Vegan Jordan - A Foodie Guide

Vegan Jordan: A Foodie Guide

The traditional foods of the Levant region are a perfect match for a vegan diet. Jordan is no exception and is a wonderful destination for any foodie, including vegan ones.

Historically, food from this part of the Middle East was very light on meat and other animal products, with legumes, rice, fruit, vegetables, olive oil, and bread making up the bulk of what people ate.

As society became wealthier, animal products began to appear in more and more foods.

By sticking to the basics of Middle Eastern cuisine, though, you can follow a very healthy and varied vegan diet. Even though a lot of Jordanian dishes today can be meat-heavy, there are also plenty of options for vegans traveling to Jordan.

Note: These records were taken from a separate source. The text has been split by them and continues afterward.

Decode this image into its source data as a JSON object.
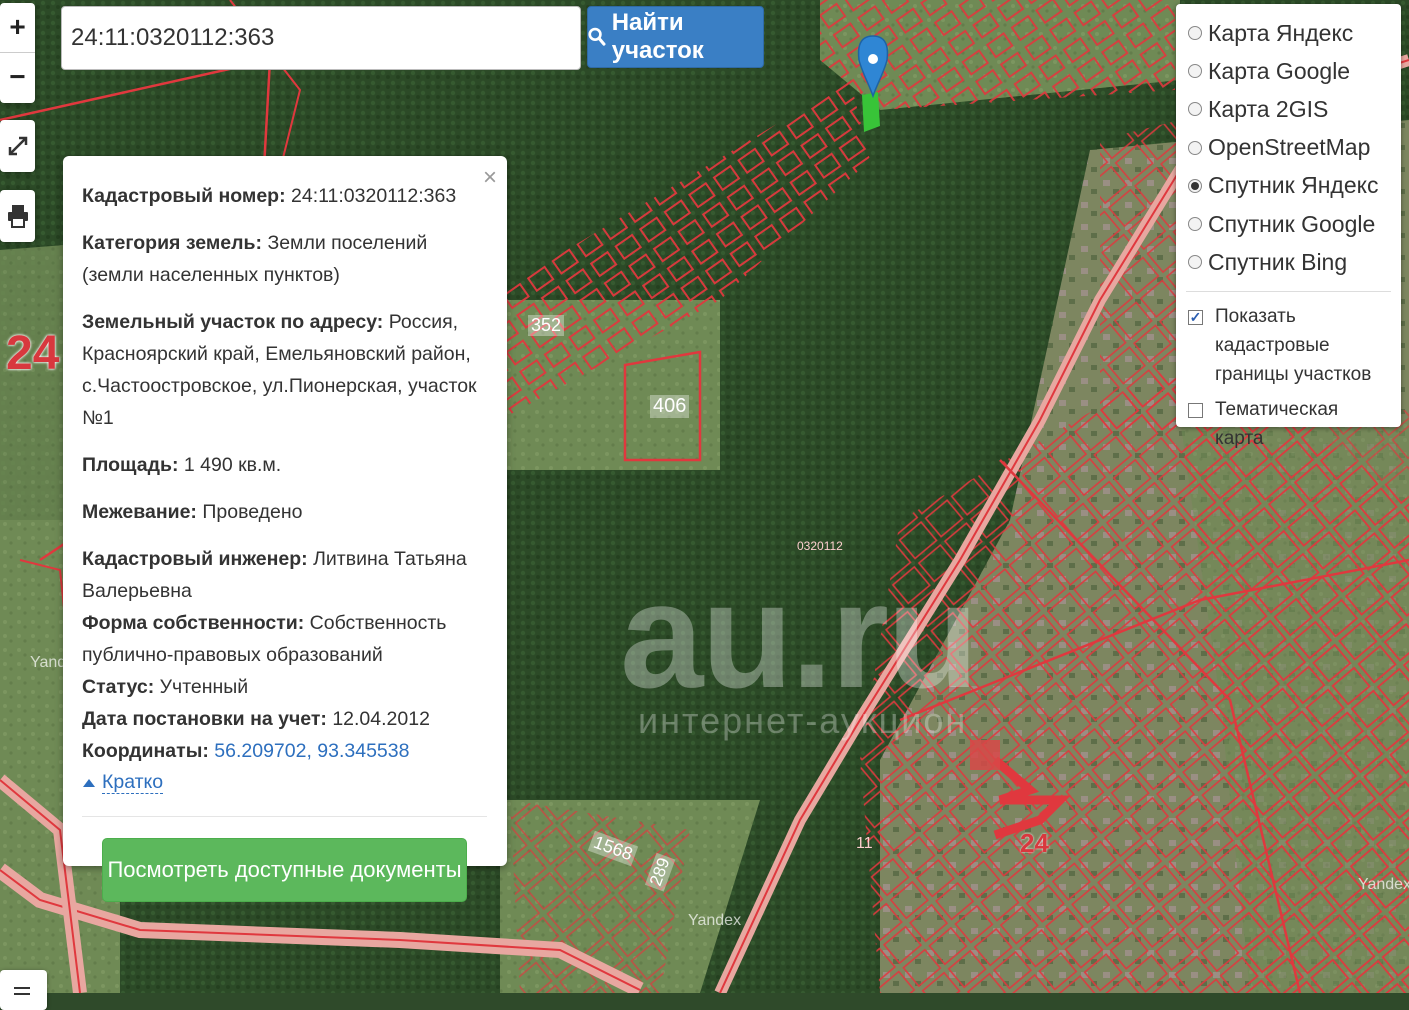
{
  "search": {
    "value": "24:11:0320112:363",
    "button_label": "Найти участок"
  },
  "zoom": {
    "in_label": "+",
    "out_label": "−"
  },
  "layers": {
    "options": [
      {
        "label": "Карта Яндекс",
        "selected": false
      },
      {
        "label": "Карта Google",
        "selected": false
      },
      {
        "label": "Карта 2GIS",
        "selected": false
      },
      {
        "label": "OpenStreetMap",
        "selected": false
      },
      {
        "label": "Спутник Яндекс",
        "selected": true
      },
      {
        "label": "Спутник Google",
        "selected": false
      },
      {
        "label": "Спутник Bing",
        "selected": false
      }
    ],
    "show_boundaries": {
      "label": "Показать кадастровые границы участков",
      "checked": true
    },
    "thematic_map": {
      "label": "Тематическая карта",
      "checked": false
    }
  },
  "info": {
    "cadastral_number": {
      "key": "Кадастровый номер:",
      "value": "24:11:0320112:363"
    },
    "land_category": {
      "key": "Категория земель:",
      "value": "Земли поселений (земли населенных пунктов)"
    },
    "address": {
      "key": "Земельный участок по адресу:",
      "value": "Россия, Красноярский край, Емельяновский район, с.Частоостровское, ул.Пионерская, участок №1"
    },
    "area": {
      "key": "Площадь:",
      "value": "1 490 кв.м."
    },
    "survey": {
      "key": "Межевание:",
      "value": "Проведено"
    },
    "engineer": {
      "key": "Кадастровый инженер:",
      "value": "Литвина Татьяна Валерьевна"
    },
    "ownership": {
      "key": "Форма собственности:",
      "value": "Собственность публично-правовых образований"
    },
    "status": {
      "key": "Статус:",
      "value": "Учтенный"
    },
    "registration_date": {
      "key": "Дата постановки на учет:",
      "value": "12.04.2012"
    },
    "coordinates": {
      "key": "Координаты:",
      "value": "56.209702, 93.345538"
    },
    "collapse_label": "Кратко",
    "close_label": "×",
    "docs_button_label": "Посмотреть доступные документы"
  },
  "map_labels": {
    "region_left": "24",
    "region_center": "24",
    "quarter": "0320112",
    "parcel_406": "406",
    "parcel_352": "352",
    "parcel_1568": "1568",
    "parcel_289": "289",
    "parcel_11": "11",
    "yandex_left": "Yandex",
    "yandex_right": "Yandex",
    "yandex_bottom": "Yandex"
  },
  "watermark": {
    "brand": "au.ru",
    "tagline": "интернет-аукцион"
  },
  "colors": {
    "boundary": "#e0383e",
    "accent_blue": "#3a7fc5",
    "docs_green": "#5cb85c",
    "link": "#2d6fbe"
  }
}
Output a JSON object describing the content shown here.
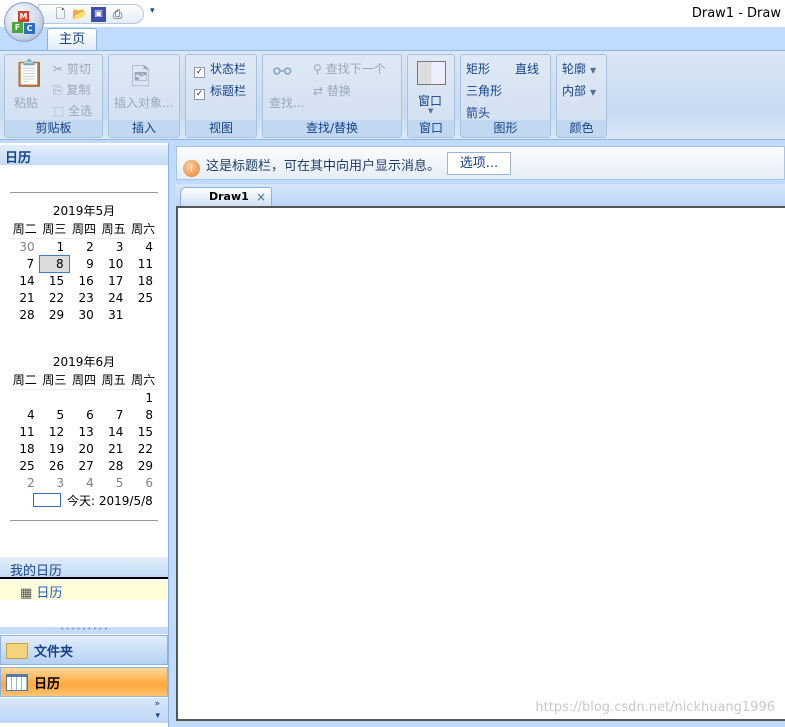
{
  "window": {
    "title": "Draw1 - Draw"
  },
  "app_button": {
    "letters": [
      "M",
      "F",
      "C"
    ]
  },
  "quick_access": {
    "icons": [
      "new-icon",
      "open-icon",
      "save-icon",
      "print-icon"
    ],
    "more": "▾"
  },
  "ribbon": {
    "tabs": [
      {
        "label": "主页"
      }
    ],
    "groups": {
      "clipboard": {
        "label": "剪贴板",
        "paste": "粘贴",
        "cut": "剪切",
        "copy": "复制",
        "select_all": "全选"
      },
      "insert": {
        "label": "插入",
        "insert_object": "插入对象..."
      },
      "view": {
        "label": "视图",
        "status_bar": "状态栏",
        "title_bar": "标题栏",
        "status_bar_checked": true,
        "title_bar_checked": true
      },
      "find": {
        "label": "查找/替换",
        "find": "查找...",
        "find_next": "查找下一个",
        "replace": "替换"
      },
      "window": {
        "label": "窗口",
        "window": "窗口"
      },
      "shapes": {
        "label": "图形",
        "rect": "矩形",
        "line": "直线",
        "triangle": "三角形",
        "arrow": "箭头"
      },
      "colors": {
        "label": "颜色",
        "outline": "轮廓",
        "fill": "内部"
      }
    }
  },
  "left_panel": {
    "header": "日历",
    "calendars": [
      {
        "title": "2019年5月",
        "weekdays": [
          "周二",
          "周三",
          "周四",
          "周五",
          "周六"
        ],
        "weeks": [
          [
            "30",
            "1",
            "2",
            "3",
            "4"
          ],
          [
            "7",
            "8",
            "9",
            "10",
            "11"
          ],
          [
            "14",
            "15",
            "16",
            "17",
            "18"
          ],
          [
            "21",
            "22",
            "23",
            "24",
            "25"
          ],
          [
            "28",
            "29",
            "30",
            "31",
            ""
          ]
        ]
      },
      {
        "title": "2019年6月",
        "weekdays": [
          "周二",
          "周三",
          "周四",
          "周五",
          "周六"
        ],
        "weeks": [
          [
            "",
            "",
            "",
            "",
            "1"
          ],
          [
            "4",
            "5",
            "6",
            "7",
            "8"
          ],
          [
            "11",
            "12",
            "13",
            "14",
            "15"
          ],
          [
            "18",
            "19",
            "20",
            "21",
            "22"
          ],
          [
            "25",
            "26",
            "27",
            "28",
            "29"
          ],
          [
            "2",
            "3",
            "4",
            "5",
            "6"
          ]
        ]
      }
    ],
    "selected_date": "8",
    "today": "今天: 2019/5/8",
    "my_calendars": "我的日历",
    "calendar_item": "日历",
    "nav_buttons": [
      {
        "label": "文件夹"
      },
      {
        "label": "日历"
      }
    ],
    "nav_more": "»"
  },
  "message_bar": {
    "text": "这是标题栏，可在其中向用户显示消息。",
    "button": "选项..."
  },
  "doc_tabs": [
    {
      "label": "Draw1",
      "close": "×"
    }
  ],
  "watermark": "https://blog.csdn.net/nickhuang1996"
}
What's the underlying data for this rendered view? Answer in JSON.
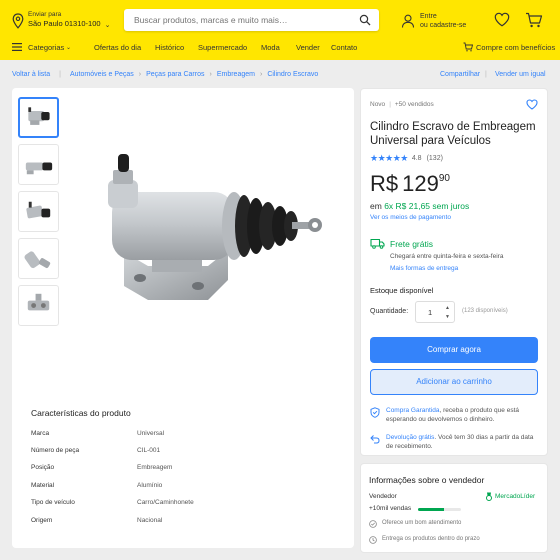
{
  "header": {
    "location_line1": "Enviar para",
    "location_line2": "São Paulo 01310-100",
    "search_placeholder": "Buscar produtos, marcas e muito mais…",
    "account_line1": "Entre",
    "account_line2": "ou cadastre-se",
    "brand_color": "#ffe600"
  },
  "nav": {
    "categories": "Categorias",
    "items": [
      "Ofertas do dia",
      "Histórico",
      "Supermercado",
      "Moda",
      "Vender",
      "Contato"
    ],
    "benefits": "Compre com benefícios"
  },
  "breadcrumb": {
    "back": "Voltar à lista",
    "items": [
      "Automóveis e Peças",
      "Peças para Carros",
      "Embreagem",
      "Cilindro Escravo"
    ],
    "share": "Compartilhar",
    "sell_same": "Vender um igual"
  },
  "gallery": {
    "thumbnails": [
      "front view",
      "side view",
      "angled view",
      "fitting detail",
      "mount detail"
    ],
    "selected_index": 0
  },
  "specs": {
    "title": "Características do produto",
    "rows": [
      {
        "key": "Marca",
        "value": "Universal"
      },
      {
        "key": "Número de peça",
        "value": "CIL-001"
      },
      {
        "key": "Posição",
        "value": "Embreagem"
      },
      {
        "key": "Material",
        "value": "Alumínio"
      },
      {
        "key": "Tipo de veículo",
        "value": "Carro/Caminhonete"
      },
      {
        "key": "Origem",
        "value": "Nacional"
      }
    ]
  },
  "product": {
    "condition": "Novo",
    "sold": "+50 vendidos",
    "title": "Cilindro Escravo de Embreagem Universal para Veículos",
    "rating_value": "4.8",
    "rating_count": "(132)",
    "stars": 4.5,
    "price_currency": "R$",
    "price_int": "129",
    "price_cents": "90",
    "installments_prefix": "em",
    "installments": "6x R$ 21,65 sem juros",
    "payment_link": "Ver os meios de pagamento",
    "shipping_title": "Frete grátis",
    "shipping_eta": "Chegará entre quinta-feira e sexta-feira",
    "shipping_more": "Mais formas de entrega",
    "stock": "Estoque disponível",
    "qty_label": "Quantidade:",
    "qty_value": "1",
    "qty_available": "(123 disponíveis)",
    "buy_button": "Comprar agora",
    "cart_button": "Adicionar ao carrinho",
    "guarantee_link": "Compra Garantida",
    "guarantee_text": ", receba o produto que está esperando ou devolvemos o dinheiro.",
    "return_link": "Devolução grátis",
    "return_text": ". Você tem 30 dias a partir da data de recebimento.",
    "accent_color": "#3483fa",
    "green_color": "#00a650"
  },
  "seller": {
    "title": "Informações sobre o vendedor",
    "label": "Vendedor",
    "badge": "MercadoLíder",
    "sales": "+10mil vendas",
    "reputation_fraction": 0.6,
    "bullet1": "Oferece um bom atendimento",
    "bullet2": "Entrega os produtos dentro do prazo"
  }
}
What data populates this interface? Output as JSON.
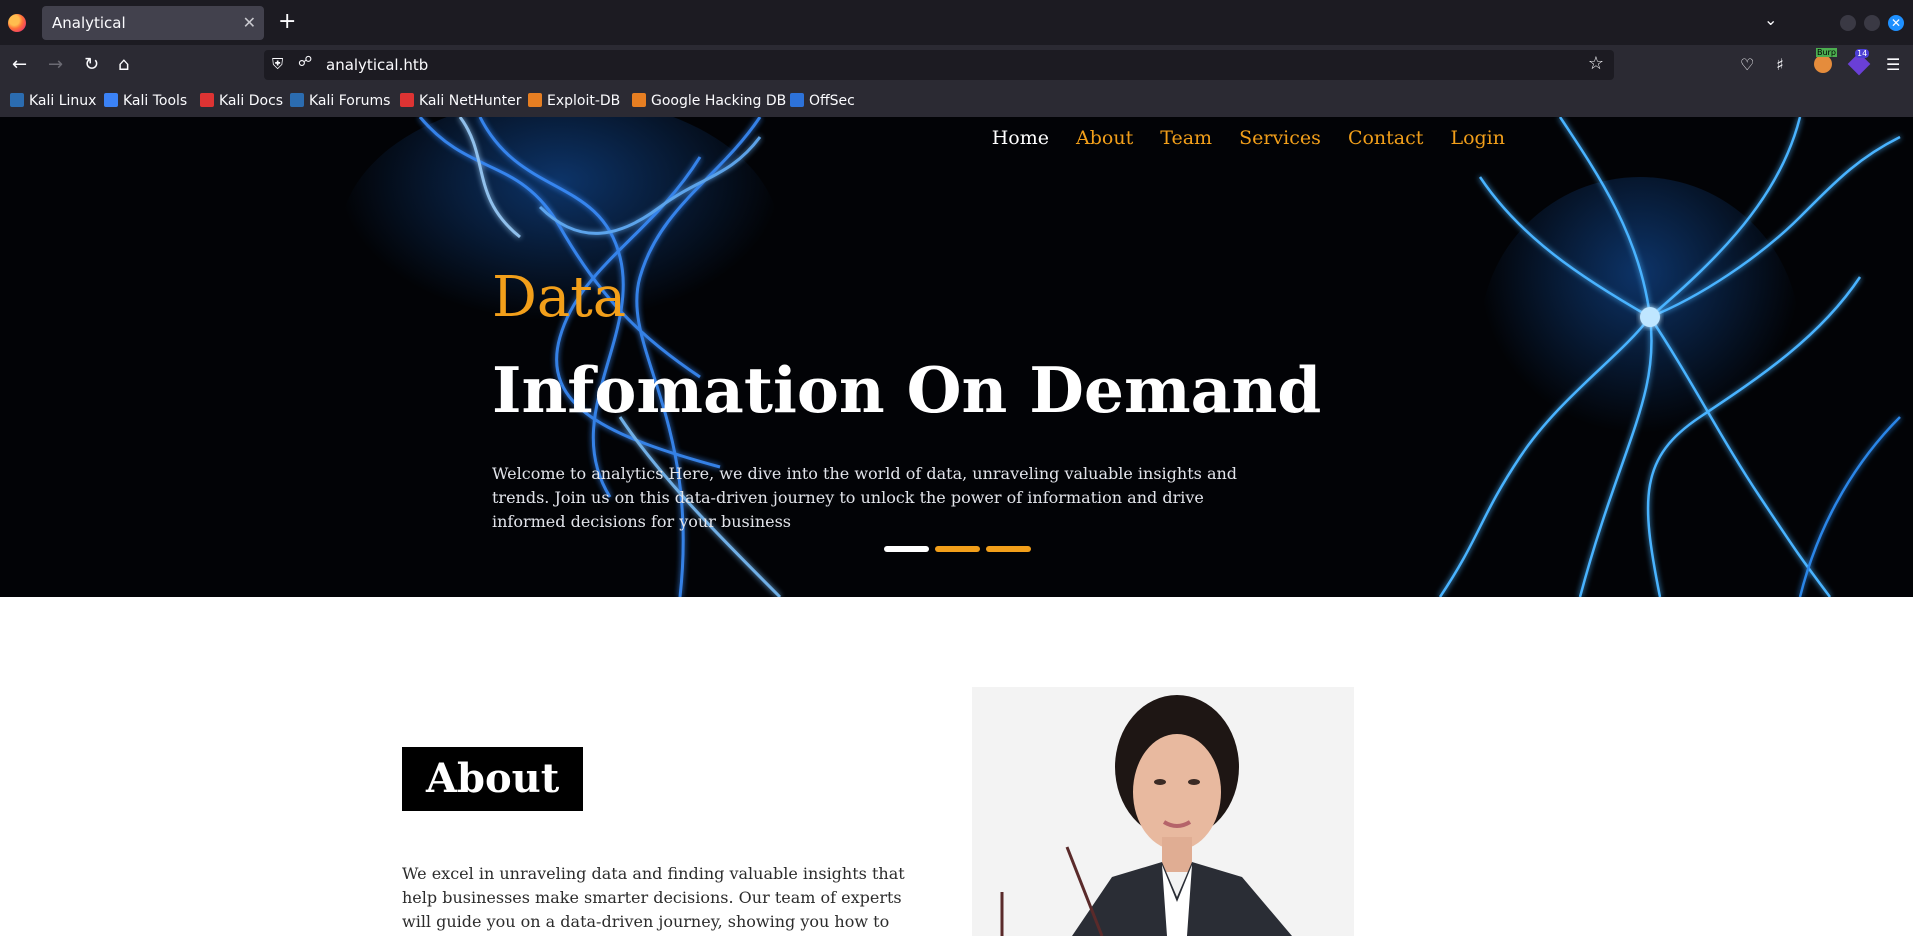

Of course, veganism is still a new concept to many Jordanians, but it’s something more and more people are coming to understand.

So, since the majority of the cuisine here is inherently vegan, there is plenty on offer. And the best part? It’s all flavorful and delicious!

In this post, I will show you how following a vegan diet while travelling in Jordan is not only possible but also satisfying, fun and tasty.

Vegan Breakfast in Jordan

Taboon Bread in Jordan

Taboon bread paired with ful makes a great vegan breakfast in Jordan

Traditional breakfasts in Jordan are hearty and substantial affairs. Like in many places, these breakfasts evolved during the time when most people still worked the land and needed the right kind of fuel to keep them going.

For many Jordanians, breakfast consists of a selection of protein-rich dishes. One of the most popular dishes is ful - a warm dish of fava beans, garlic, lemon juice, olive oil and chili (with many variations on this theme depending on personal preferences).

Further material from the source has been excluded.